Does the description disclose side effects, auth requirements, rate limits, or destructive behavior?

No annotations are provided, so the description carries full burden. It discloses key behaviors: file bytes create a content-addressed sources row with SHA-256 dedup per user, response includes source_id/content_hash, and the server will not invent structured fields without an explicit interpretation block. This is thorough, though it omits error handling and rate limits.

Agents need to know what a tool does to the world before calling it. Descriptions should go beyond structured annotations to explain consequences.

Conciseness4/5

Is the description appropriately sized, front-loaded, and free of redundancy?

The description is moderately long but every sentence adds value. It is well-structured: purpose, path selection, file handling, interpretation, and structured data note. No redundancy, though minor trimming could improve brevity without losing content.

Shorter descriptions cost fewer tokens and are easier for agents to parse. Every sentence should earn its place.

Completeness4/5

Given the tool's complexity, does the description cover enough for an agent to succeed on first attempt?

Given the complexity (16 parameters, nested objects, no output schema), the description covers the main concepts (unified store, file vs entity paths, interpretation, structured data handling). It mentions response fields (source_id, content_hash) and critical constraints (dedup, no automatic extraction). While it does not detail every parameter, the schema covers those, making the description adequately complete.

Complex tools with many parameters or behaviors need more documentation. Simple tools need less. This dimension scales expectations accordingly.

Parameters4/5

Does the description clarify parameter syntax, constraints, interactions, or defaults beyond what the schema provides?

Schema description coverage is high (81%), so baseline is 3. The description adds substantial meaning beyond the schema by explaining the unified nature, how to choose between file_content/file_path, the role of interpretation, and the distinction between schema fields and raw_fragments. This helps agents select appropriate parameters.

Input schemas describe structure but not intent. Descriptions should explain non-obvious parameter relationships and valid value ranges.

Purpose5/5

Does the description clearly state what the tool does and how it differs from similar tools?

The description clearly states the tool's purpose as a unified store for structured, file-backed, or combined payloads in one request. It uses specific verbs (storing, choose path) and distinguishes itself from sibling tools like parse_file and create_interpretation by emphasizing direct storage and the need for prior extraction.
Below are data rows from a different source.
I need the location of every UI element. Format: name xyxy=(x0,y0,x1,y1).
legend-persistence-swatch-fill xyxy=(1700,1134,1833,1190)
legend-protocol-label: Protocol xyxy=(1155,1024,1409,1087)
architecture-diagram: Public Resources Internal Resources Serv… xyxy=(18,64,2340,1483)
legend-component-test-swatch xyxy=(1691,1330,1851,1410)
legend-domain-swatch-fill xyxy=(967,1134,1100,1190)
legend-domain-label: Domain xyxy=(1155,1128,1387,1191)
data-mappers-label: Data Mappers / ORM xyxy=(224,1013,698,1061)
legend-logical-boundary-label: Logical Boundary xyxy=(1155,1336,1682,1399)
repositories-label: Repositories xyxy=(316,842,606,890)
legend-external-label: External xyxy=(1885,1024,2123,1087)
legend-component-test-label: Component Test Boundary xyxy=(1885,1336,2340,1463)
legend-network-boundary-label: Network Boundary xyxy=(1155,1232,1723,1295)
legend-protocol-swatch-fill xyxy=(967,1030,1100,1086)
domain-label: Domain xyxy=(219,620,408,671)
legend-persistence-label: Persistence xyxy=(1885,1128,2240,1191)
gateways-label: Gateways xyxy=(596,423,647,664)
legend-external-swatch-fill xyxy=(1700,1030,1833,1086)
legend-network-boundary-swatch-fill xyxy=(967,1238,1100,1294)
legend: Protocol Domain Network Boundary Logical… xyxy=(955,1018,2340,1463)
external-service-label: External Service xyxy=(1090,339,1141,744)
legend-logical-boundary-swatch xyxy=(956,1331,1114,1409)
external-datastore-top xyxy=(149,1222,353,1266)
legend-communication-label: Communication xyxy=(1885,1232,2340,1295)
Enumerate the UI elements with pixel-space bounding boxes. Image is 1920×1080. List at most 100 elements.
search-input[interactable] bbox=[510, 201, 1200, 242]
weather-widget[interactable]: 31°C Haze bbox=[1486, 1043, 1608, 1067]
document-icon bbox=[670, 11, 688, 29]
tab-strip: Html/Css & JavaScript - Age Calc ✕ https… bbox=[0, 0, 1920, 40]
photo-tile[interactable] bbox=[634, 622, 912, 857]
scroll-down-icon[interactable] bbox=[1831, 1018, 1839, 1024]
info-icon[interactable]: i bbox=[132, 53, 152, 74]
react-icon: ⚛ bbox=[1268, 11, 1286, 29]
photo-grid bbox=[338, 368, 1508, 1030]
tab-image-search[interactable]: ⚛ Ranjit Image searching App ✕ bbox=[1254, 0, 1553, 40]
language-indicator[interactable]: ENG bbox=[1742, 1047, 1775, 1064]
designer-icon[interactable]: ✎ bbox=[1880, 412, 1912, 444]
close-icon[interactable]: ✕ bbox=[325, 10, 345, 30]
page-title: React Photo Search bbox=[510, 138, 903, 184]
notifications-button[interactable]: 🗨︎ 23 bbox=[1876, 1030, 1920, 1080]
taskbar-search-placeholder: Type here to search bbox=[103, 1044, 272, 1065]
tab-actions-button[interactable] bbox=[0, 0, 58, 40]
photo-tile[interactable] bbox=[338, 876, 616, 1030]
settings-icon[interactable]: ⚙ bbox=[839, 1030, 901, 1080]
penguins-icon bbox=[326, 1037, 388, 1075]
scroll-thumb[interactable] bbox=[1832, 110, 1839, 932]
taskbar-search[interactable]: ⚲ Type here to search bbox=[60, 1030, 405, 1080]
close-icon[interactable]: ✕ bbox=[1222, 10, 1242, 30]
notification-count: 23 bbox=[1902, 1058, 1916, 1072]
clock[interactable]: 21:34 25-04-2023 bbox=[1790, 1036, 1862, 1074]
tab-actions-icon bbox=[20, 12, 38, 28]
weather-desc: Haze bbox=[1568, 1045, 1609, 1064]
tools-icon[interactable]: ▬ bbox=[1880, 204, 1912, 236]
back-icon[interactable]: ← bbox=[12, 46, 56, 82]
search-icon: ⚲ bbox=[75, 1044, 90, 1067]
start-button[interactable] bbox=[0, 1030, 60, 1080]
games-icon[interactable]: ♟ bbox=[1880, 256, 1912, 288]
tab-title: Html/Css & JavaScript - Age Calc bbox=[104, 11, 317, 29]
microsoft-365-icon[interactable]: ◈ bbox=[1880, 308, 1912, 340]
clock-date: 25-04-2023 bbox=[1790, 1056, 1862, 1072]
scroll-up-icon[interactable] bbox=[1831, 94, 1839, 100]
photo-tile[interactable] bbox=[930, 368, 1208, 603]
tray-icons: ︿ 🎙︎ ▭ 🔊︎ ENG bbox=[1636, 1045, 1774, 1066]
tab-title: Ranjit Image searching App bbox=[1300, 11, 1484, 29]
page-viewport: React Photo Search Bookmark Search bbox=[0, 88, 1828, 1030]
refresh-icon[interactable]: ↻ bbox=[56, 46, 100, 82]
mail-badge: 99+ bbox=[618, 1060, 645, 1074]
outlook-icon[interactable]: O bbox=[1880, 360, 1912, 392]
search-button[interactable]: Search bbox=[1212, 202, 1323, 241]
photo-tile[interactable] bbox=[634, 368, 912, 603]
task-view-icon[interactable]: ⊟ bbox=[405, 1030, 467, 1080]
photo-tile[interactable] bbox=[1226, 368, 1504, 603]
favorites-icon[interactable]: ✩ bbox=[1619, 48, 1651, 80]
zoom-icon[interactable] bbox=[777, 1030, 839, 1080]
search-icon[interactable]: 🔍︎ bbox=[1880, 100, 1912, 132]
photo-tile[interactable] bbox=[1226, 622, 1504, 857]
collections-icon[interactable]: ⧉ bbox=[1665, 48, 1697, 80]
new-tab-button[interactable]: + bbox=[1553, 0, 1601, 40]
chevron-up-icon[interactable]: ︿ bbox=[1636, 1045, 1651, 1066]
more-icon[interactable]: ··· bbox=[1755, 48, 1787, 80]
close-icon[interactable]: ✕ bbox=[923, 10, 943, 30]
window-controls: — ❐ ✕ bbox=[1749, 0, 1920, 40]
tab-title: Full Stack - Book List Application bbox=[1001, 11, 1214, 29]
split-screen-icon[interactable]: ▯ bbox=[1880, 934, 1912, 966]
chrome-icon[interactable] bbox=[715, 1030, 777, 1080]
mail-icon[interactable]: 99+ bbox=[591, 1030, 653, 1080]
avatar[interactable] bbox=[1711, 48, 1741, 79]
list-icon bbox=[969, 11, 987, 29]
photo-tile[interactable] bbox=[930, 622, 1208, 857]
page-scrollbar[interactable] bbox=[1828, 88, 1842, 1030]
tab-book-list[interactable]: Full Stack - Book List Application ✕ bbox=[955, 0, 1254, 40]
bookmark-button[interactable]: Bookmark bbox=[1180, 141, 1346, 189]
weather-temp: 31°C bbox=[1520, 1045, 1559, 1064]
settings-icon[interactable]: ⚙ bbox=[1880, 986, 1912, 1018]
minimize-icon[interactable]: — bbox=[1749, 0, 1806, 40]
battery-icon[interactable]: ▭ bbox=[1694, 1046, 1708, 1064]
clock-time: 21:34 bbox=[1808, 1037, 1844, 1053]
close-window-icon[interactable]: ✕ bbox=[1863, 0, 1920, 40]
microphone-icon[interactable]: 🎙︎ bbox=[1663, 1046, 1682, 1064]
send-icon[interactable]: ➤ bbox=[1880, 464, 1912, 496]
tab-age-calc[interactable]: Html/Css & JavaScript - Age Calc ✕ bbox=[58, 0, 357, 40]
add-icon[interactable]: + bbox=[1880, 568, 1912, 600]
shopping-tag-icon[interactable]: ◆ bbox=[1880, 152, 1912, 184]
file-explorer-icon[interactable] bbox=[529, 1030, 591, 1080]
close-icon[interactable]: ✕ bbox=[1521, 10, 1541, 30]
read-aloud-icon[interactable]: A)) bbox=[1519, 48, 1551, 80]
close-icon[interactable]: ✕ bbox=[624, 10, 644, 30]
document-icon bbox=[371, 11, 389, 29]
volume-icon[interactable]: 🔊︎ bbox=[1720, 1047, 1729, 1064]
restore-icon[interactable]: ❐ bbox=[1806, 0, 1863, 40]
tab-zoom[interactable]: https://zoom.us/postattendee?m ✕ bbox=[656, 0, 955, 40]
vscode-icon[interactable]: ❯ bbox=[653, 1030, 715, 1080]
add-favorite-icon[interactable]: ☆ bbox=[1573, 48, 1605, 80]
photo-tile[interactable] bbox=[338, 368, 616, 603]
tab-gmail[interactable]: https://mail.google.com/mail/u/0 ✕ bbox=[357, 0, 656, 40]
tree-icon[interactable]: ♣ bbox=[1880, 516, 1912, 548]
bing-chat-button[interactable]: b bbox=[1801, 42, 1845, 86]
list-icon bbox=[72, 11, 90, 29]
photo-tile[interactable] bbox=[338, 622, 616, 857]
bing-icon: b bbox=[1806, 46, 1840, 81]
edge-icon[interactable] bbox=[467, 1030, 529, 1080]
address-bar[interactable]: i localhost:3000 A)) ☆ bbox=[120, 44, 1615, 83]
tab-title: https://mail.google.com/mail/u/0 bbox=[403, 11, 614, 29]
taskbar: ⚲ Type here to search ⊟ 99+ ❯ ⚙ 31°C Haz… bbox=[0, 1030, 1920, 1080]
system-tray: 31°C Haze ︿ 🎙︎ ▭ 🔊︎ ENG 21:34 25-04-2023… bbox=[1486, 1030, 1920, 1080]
Agents choose between tools based on descriptions. A clear purpose with a specific verb and resource helps agents select the right tool.

Usage Guidelines5/5

Does the description explain when to use this tool, when not to, or what alternatives exist?

Explicitly provides when-to-use guidance: 'Choose path by source' with concrete recommendations for file-sourced vs conversation-sourced data. It also advises against relying on the server for extraction, directing agents to parse and extract entities first, which clearly differentiates this tool from analysis/parsing siblings.

Agents often have multiple tools that could apply. Explicit usage guidance like "use X instead of Y when Z" prevents misuse.